You’ll need to convince retailers, affiliate partners, and distributors that your product is worth selling through their channels.

In this case, you’re no longer focusing your message on how your product can help people. Your marketing message must underline the benefits of working with you and what’s in it for them!

B2C Marketing

You need a marketing message to help you hook new customers from your partner’s audience. You’ll need to speak their language and adapt the tone of your marketing materials and campaigns.

Co-branded marketing can show your channel partners that you appreciate their help and respect their contribution to your success.

Either way, you’ll need a channel marketing manager to build a stable relationship with each one of your resellers and distributors.

Together, they can come up with a customer-centric strategy to increase sales and revenues for both.

eLearning Helps You Train Your Partners

When you’re carrying out channel sales, you’ll need to focus your efforts on growing your partners as part of your strategy. Invest in educating your resellers to ensure that your customers have positive interactions with your brand outside your organisation.

The process of disseminating product and service knowledge to your partners, affiliates and resellers is sometimes known as ‘Extended Enterprise Training‘.

By making channel sales and marketing training materials available online through elearning, your partners have access to your product and service information and documentation any time and anywhere.

Benefits of Extended Enterprise eLearning

  • Reaching channel partners who might be geographically disparate – perhaps even based in multiple countries.
  • Cost reduction – no need to hire / send out trainers or have partners visit you – with all the associated travel and accommodation costs.
  • Speed of delivery – reach partners with details of new product and service details as quickly as soon as your training materials are ready – in as long as it takes to send an email.
  • Ease of updates – when your training needs to be updated due to new legislation, best practice or inventory. Need need to wait until the next available training dates.

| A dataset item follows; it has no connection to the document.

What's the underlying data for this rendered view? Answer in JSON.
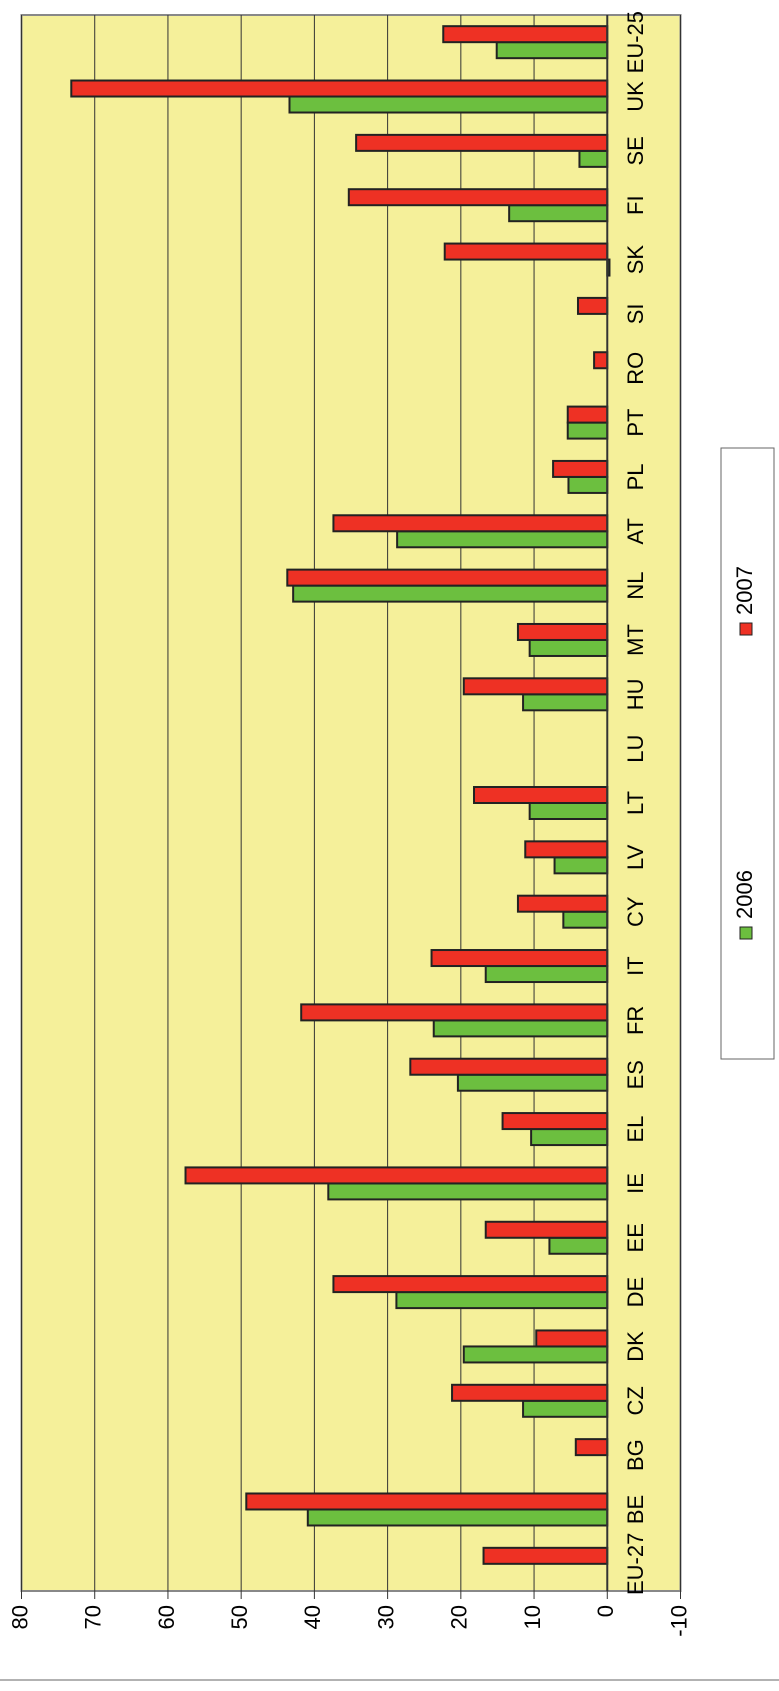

Apple is an excellent example of channel sales best practices. The company has brand stores in many locations, but they still collaborate with resellers, for selling to companies and end-user customers.

There’s no difference between buying directly from Apple or through third-party companies, as they uphold the same high standards when it comes to quality and customer experience.

But no reseller can promote and sell your products without consistent investment in training. Customers want to know everything about a product before making a purchase. Beyond product descriptions, customers often read online reviews and technical details first.

So it’s in your interest to provide your partners with documentation, marketing content, and ongoing training. This way, they’ll know your product well enough to sell it. A portal to make the training materials for channel marketing available online is known as a learning management system or LMS. Such a platform is not only useful for 24/7 access to the elearning, but can often be branded with your own logo, colour scheme etc to help the learner feel part of your team, helping to increase engagement and a sense of partnership.

The fastest and easiest way to achieve great training results for channel marketing is without doubt through elearning.

The Takeaway

The channel marketing and indirect sales model can help you reach large audiences over different geographical areas. It’s a cost-effective solution to increase sales, without sacrificing quality.

To get the most of this system, though, you’ll need to build an efficient network of sellers, affiliates, and distributors that understand your products – and know how to promote them among their customers.

Investing in e-learning and training for your growing network of channel partners is essential, and an extended enterprise LMS can help you achieve results faster. Reach more audiences and sell more products without going into the red.